The Howler Monkey Rebellion has started! I fret as I open my eyes with the kind of addlepated dread that afflicts the seriously deranged and those who get startled from their sleep amid unfamiliar sheets before dawn.
I squint into the darkness, listening through the pounding rain and the jungle chatter to determine whether simian intruders have breached the cabin walls. Just a few hours earlier, over a family-style dinner of giant river prawns and other meat offerings, fellow hotel guest Gerry Wiley had recounted the wakeup call he got during his first night at the Rio Indio Lodge: Three fang-baring howler monkeys had dropped from a tree onto his cabin porch at 4:30 a.m., saw their reflection in the darkened window, and went berserk pounding on the panes with primate fury.
“That was better than a cup of coffee to get me out of bed in the morning,” Wiley joked. I chuckled at his story over dinner, but now lay in bed breathless, trying not to smell like a ripe banana.
I emerged from my room with mild trepidation the next morning, half expecting to find the jungle lodge overrun by the wild animals I had heard conspiring outside my cabin throughout the night. At the very least, I expected to discover most of the hotel washed into the river after a relentless torrent punctuated by roof-rattling thunder.
So you can imagine my surprise when I found the hotel merrily going about its business as if nothing out of the ordinary had occurred. “ Buenos dias,” a friendly hotel employee said to me as I blinked dumbly.
A new day
All that had sounded wild and unsettling during the night now appeared verdant and fetching. In the bluish-grey light of early morning, the forest glistened and dripped with rain outside the elevated thatched-roof walkway connecting the cabins to the central lodge.

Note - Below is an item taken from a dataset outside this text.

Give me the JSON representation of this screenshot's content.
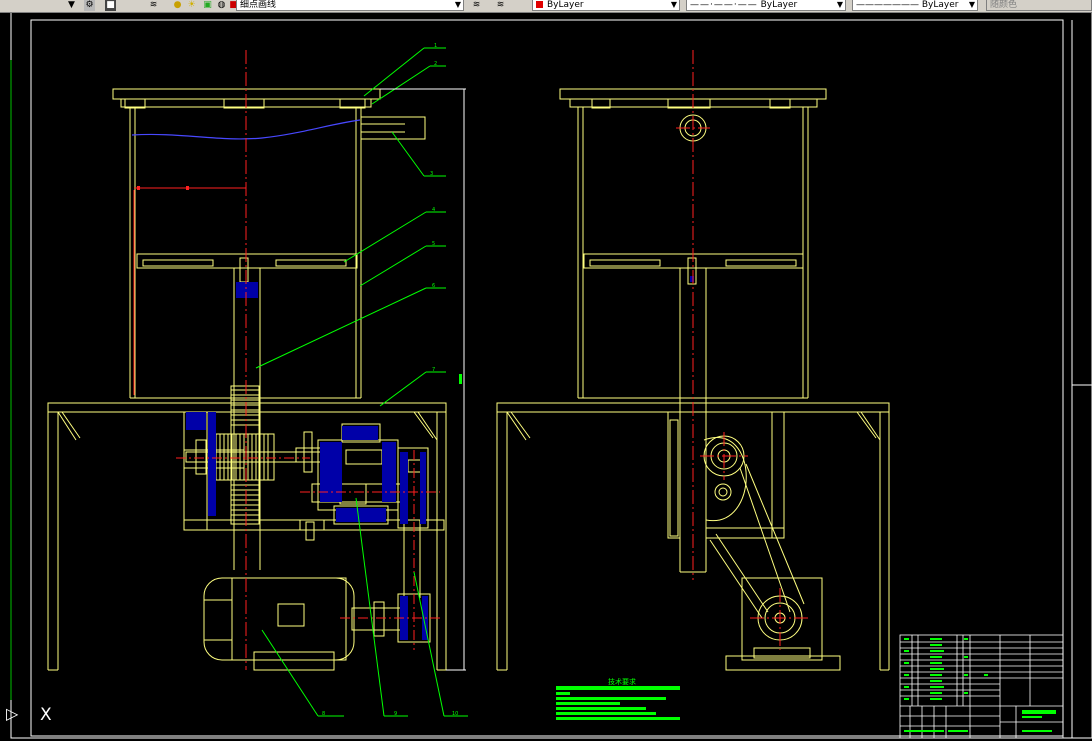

Tropical birds screeched across the sky, butterflies danced aimlessly amid rainforest flowers, insects chirped from orchid-covered trees, howler monkeys barked somewhere in the distance (the safe distance, I noted), and a chorus of other unseen animals made cooing and croaking noises unfamiliar to my urban ears. Even the white-faced monkeys (the presumptive scouts of the ape army) leapt playfully through the trees, snagging plantains hung on a rope from the lodge’s treetop veranda. Like a monkey, I too scampered to the coffee bar to feed my caffeine cravings.
Rio Indio Lodge, a $7 million eco-tourism development at the mouth of Nicaragua’s mighty San Juan and Indio rivers, is as wild as the jungle it inhabits. That jungle swallowed nearby Greytown, a former boomtown and hub for trade in the 18th and19th centuries, almost 100 years ago.
Now, thanks to a new airport, this remote jungle corner of southeastern Nicaragua is more accessible than it has been for 200 years, when getting here meant taking a boat along the Caribbean coast down the San Juan River from the interior of the country. The ghost town is hoping to be rediscovered as a unique jungle-tourism destination
While the colonial outpost is now just a one-hour plane ride from Managua, it’s still as remote and exotic as it ever was. Indeed, even in the rustic but luxurious Rio Indio Lodge — the area’s main tourist destination — it’s sometimes hard to determine where the jungle ends and the lodge begins.